There will be a time in the coming weeks to analyse what happened on Thursday night and why. There will be a time for precise analyses ranging from domestic terrorism, self-radicalisation, and extreme ideology perspectives, as well as a search for intrinsic causes and political messaging in a deeply divided Slovak society. The Slovak political cycle is starting anew, with local elections at the end of this month. These will serve as a testing ground for how well the current minority government in Slovakia is perceived.
Therefore, there is no doubt that quick fixes will be put forward as to why we must never forget the events that transpired and why this type of violence must never occur again. It is obvious that Slovak affinity with alcohol was behind the drunk driving incident on Sunday night. Consequently, stricter laws against drunk drivers and the raising of legal limits on the drinking age were already suggested. Similarly, it can be expected that stricter laws on gun possession will be proposed.
However, laws are not the issue. Slovakia already has some of the most rigid laws when it comes to both drunk driving and firearms. What appears to be the problem is how these laws are observed and how society at large perceives them.

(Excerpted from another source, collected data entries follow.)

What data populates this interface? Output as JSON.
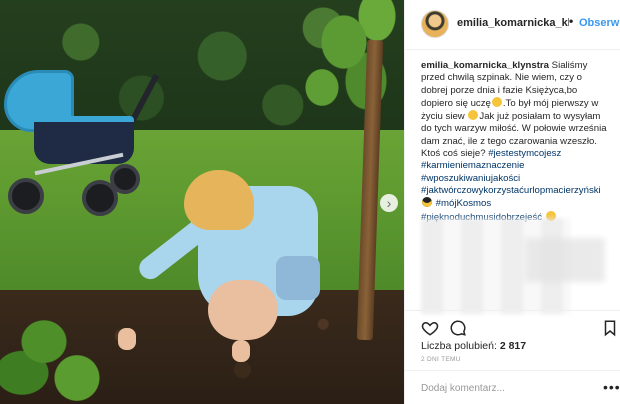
{
  "post": {
    "username": "emilia_komarnicka_klyn...",
    "follow_label": "Obserwuj",
    "caption_username": "emilia_komarnicka_klynstra",
    "caption_text_1": "Sialiśmy przed chwilą szpinak. Nie wiem, czy o dobrej porze dnia i fazie Księżyca,bo dopiero się uczę",
    "caption_text_2": ".To był mój pierwszy w życiu siew",
    "caption_text_3": "Jak już posiałam to wysyłam do tych warzyw miłość. W połowie września dam znać, ile z tego czarowania wzeszło. Ktoś coś sieje?",
    "caption_tag_inline": "#jestestymcojesz",
    "hashtags": [
      "#karmieniemaznaczenie",
      "#wposzukiwaniujakości",
      "#jaktwórczowykorzystaćurlopmacierzyński",
      "#mójKosmos",
      "#pięknoduchmusidobrzejeść"
    ],
    "likes_label": "Liczba polubień:",
    "likes_count": "2 817",
    "time_ago": "2 DNI TEMU",
    "comment_placeholder": "Dodaj komentarz...",
    "more_label": "•••"
  },
  "icons": [
    "heart-icon",
    "comment-icon",
    "bookmark-icon",
    "chevron-right-icon",
    "more-icon"
  ],
  "colors": {
    "link": "#3897f0",
    "hashtag": "#003569",
    "muted": "#999999",
    "text": "#262626"
  }
}
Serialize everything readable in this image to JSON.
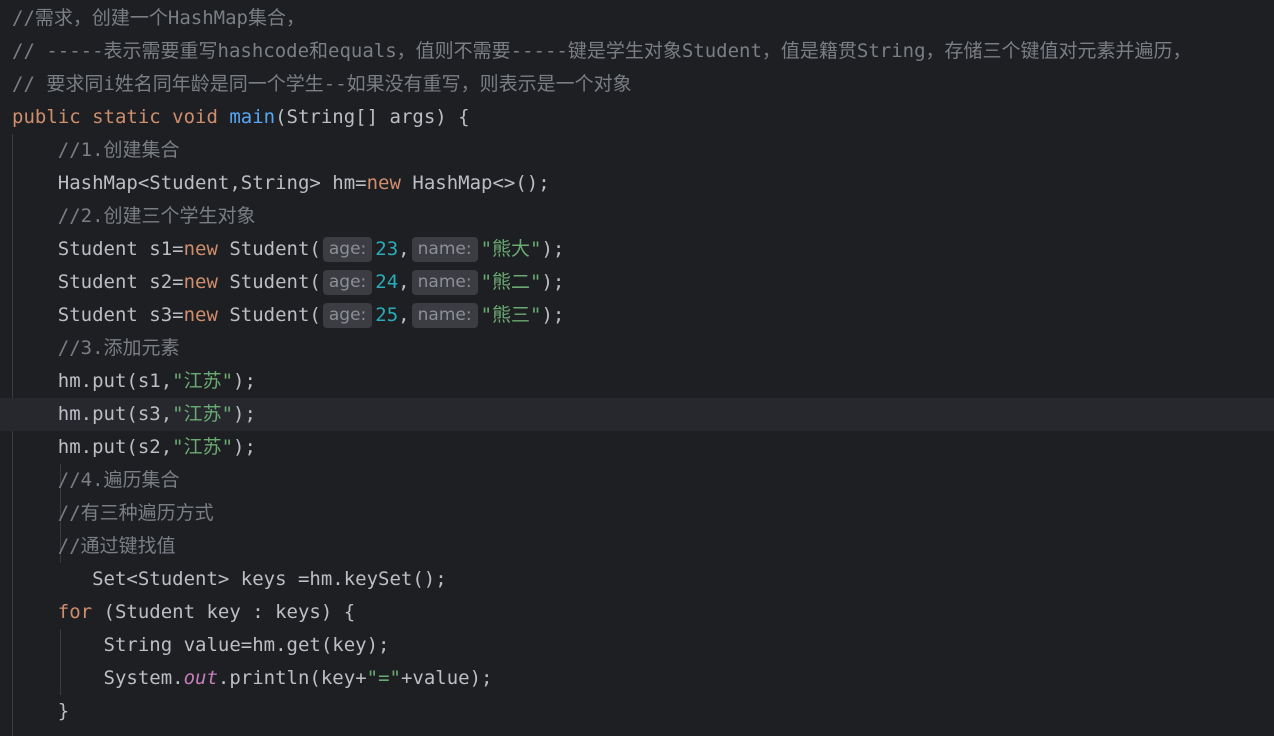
{
  "editor": {
    "language": "java",
    "theme_colors": {
      "background": "#1e1f22",
      "current_line": "#26282e",
      "default_text": "#bcbec4",
      "keyword": "#cf8e6d",
      "method_declaration": "#56a8f5",
      "comment": "#7a7e85",
      "string": "#6aab73",
      "number": "#2aacb8",
      "static_field": "#c77dbb",
      "inlay_hint_bg": "#3b3d42",
      "inlay_hint_text": "#8c8f96"
    },
    "current_line_index": 12,
    "lines": [
      [
        {
          "t": "cm",
          "v": "//需求，创建一个HashMap集合，"
        }
      ],
      [
        {
          "t": "cm",
          "v": "// -----表示需要重写hashcode和equals，值则不需要-----键是学生对象Student，值是籍贯String，存储三个键值对元素并遍历，"
        }
      ],
      [
        {
          "t": "cm",
          "v": "// 要求同i姓名同年龄是同一个学生--如果没有重写，则表示是一个对象"
        }
      ],
      [
        {
          "t": "kw",
          "v": "public static void "
        },
        {
          "t": "fn",
          "v": "main"
        },
        {
          "t": "tx",
          "v": "(String[] args) {"
        }
      ],
      [
        {
          "t": "tx",
          "v": "    "
        },
        {
          "t": "cm",
          "v": "//1.创建集合"
        }
      ],
      [
        {
          "t": "tx",
          "v": "    HashMap<Student,String> hm="
        },
        {
          "t": "kw",
          "v": "new"
        },
        {
          "t": "tx",
          "v": " HashMap<>();"
        }
      ],
      [
        {
          "t": "tx",
          "v": "    "
        },
        {
          "t": "cm",
          "v": "//2.创建三个学生对象"
        }
      ],
      [
        {
          "t": "tx",
          "v": "    Student s1="
        },
        {
          "t": "kw",
          "v": "new"
        },
        {
          "t": "tx",
          "v": " Student("
        },
        {
          "t": "hint",
          "v": "age:"
        },
        {
          "t": "num",
          "v": "23"
        },
        {
          "t": "tx",
          "v": ","
        },
        {
          "t": "hint",
          "v": "name:"
        },
        {
          "t": "str",
          "v": "\"熊大\""
        },
        {
          "t": "tx",
          "v": ");"
        }
      ],
      [
        {
          "t": "tx",
          "v": "    Student s2="
        },
        {
          "t": "kw",
          "v": "new"
        },
        {
          "t": "tx",
          "v": " Student("
        },
        {
          "t": "hint",
          "v": "age:"
        },
        {
          "t": "num",
          "v": "24"
        },
        {
          "t": "tx",
          "v": ","
        },
        {
          "t": "hint",
          "v": "name:"
        },
        {
          "t": "str",
          "v": "\"熊二\""
        },
        {
          "t": "tx",
          "v": ");"
        }
      ],
      [
        {
          "t": "tx",
          "v": "    Student s3="
        },
        {
          "t": "kw",
          "v": "new"
        },
        {
          "t": "tx",
          "v": " Student("
        },
        {
          "t": "hint",
          "v": "age:"
        },
        {
          "t": "num",
          "v": "25"
        },
        {
          "t": "tx",
          "v": ","
        },
        {
          "t": "hint",
          "v": "name:"
        },
        {
          "t": "str",
          "v": "\"熊三\""
        },
        {
          "t": "tx",
          "v": ");"
        }
      ],
      [
        {
          "t": "tx",
          "v": "    "
        },
        {
          "t": "cm",
          "v": "//3.添加元素"
        }
      ],
      [
        {
          "t": "tx",
          "v": "    hm.put(s1,"
        },
        {
          "t": "str",
          "v": "\"江苏\""
        },
        {
          "t": "tx",
          "v": ");"
        }
      ],
      [
        {
          "t": "tx",
          "v": "    hm.put(s3,"
        },
        {
          "t": "str",
          "v": "\"江苏\""
        },
        {
          "t": "tx",
          "v": ");"
        }
      ],
      [
        {
          "t": "tx",
          "v": "    hm.put(s2,"
        },
        {
          "t": "str",
          "v": "\"江苏\""
        },
        {
          "t": "tx",
          "v": ");"
        }
      ],
      [
        {
          "t": "tx",
          "v": "    "
        },
        {
          "t": "cm",
          "v": "//4.遍历集合"
        }
      ],
      [
        {
          "t": "tx",
          "v": "    "
        },
        {
          "t": "cm",
          "v": "//有三种遍历方式"
        }
      ],
      [
        {
          "t": "tx",
          "v": "    "
        },
        {
          "t": "cm",
          "v": "//通过键找值"
        }
      ],
      [
        {
          "t": "tx",
          "v": "       Set<Student> keys =hm.keySet();"
        }
      ],
      [
        {
          "t": "tx",
          "v": "    "
        },
        {
          "t": "kw",
          "v": "for"
        },
        {
          "t": "tx",
          "v": " (Student key : keys) {"
        }
      ],
      [
        {
          "t": "tx",
          "v": "        String value=hm.get(key);"
        }
      ],
      [
        {
          "t": "tx",
          "v": "        System."
        },
        {
          "t": "fld",
          "v": "out"
        },
        {
          "t": "tx",
          "v": ".println(key+"
        },
        {
          "t": "str",
          "v": "\"=\""
        },
        {
          "t": "tx",
          "v": "+value);"
        }
      ],
      [
        {
          "t": "tx",
          "v": "    }"
        }
      ]
    ]
  }
}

And therein lies the problem. There are innumerable quotes of Slovak politicians ranting against the LGBT+ community and other minorities. Civic tolerance is not something that would be considered politically fashionable.
The problem is that this is a regional symptom, not just a Slovak one. Tolerating hate within a society and attempting to divide it into “us” and the horrid “them” invariably leads to conflict. This is a wake-up call, not only for Bratislava and Slovakia as it enters its election campaign, but for the wider region as well. Russian-sponsored propaganda, internet trolls, and disinformation operations cannot be countered with violence. But if Slovakia and the wider region fail to face hate speech and hate crimes, the worse is yet to come.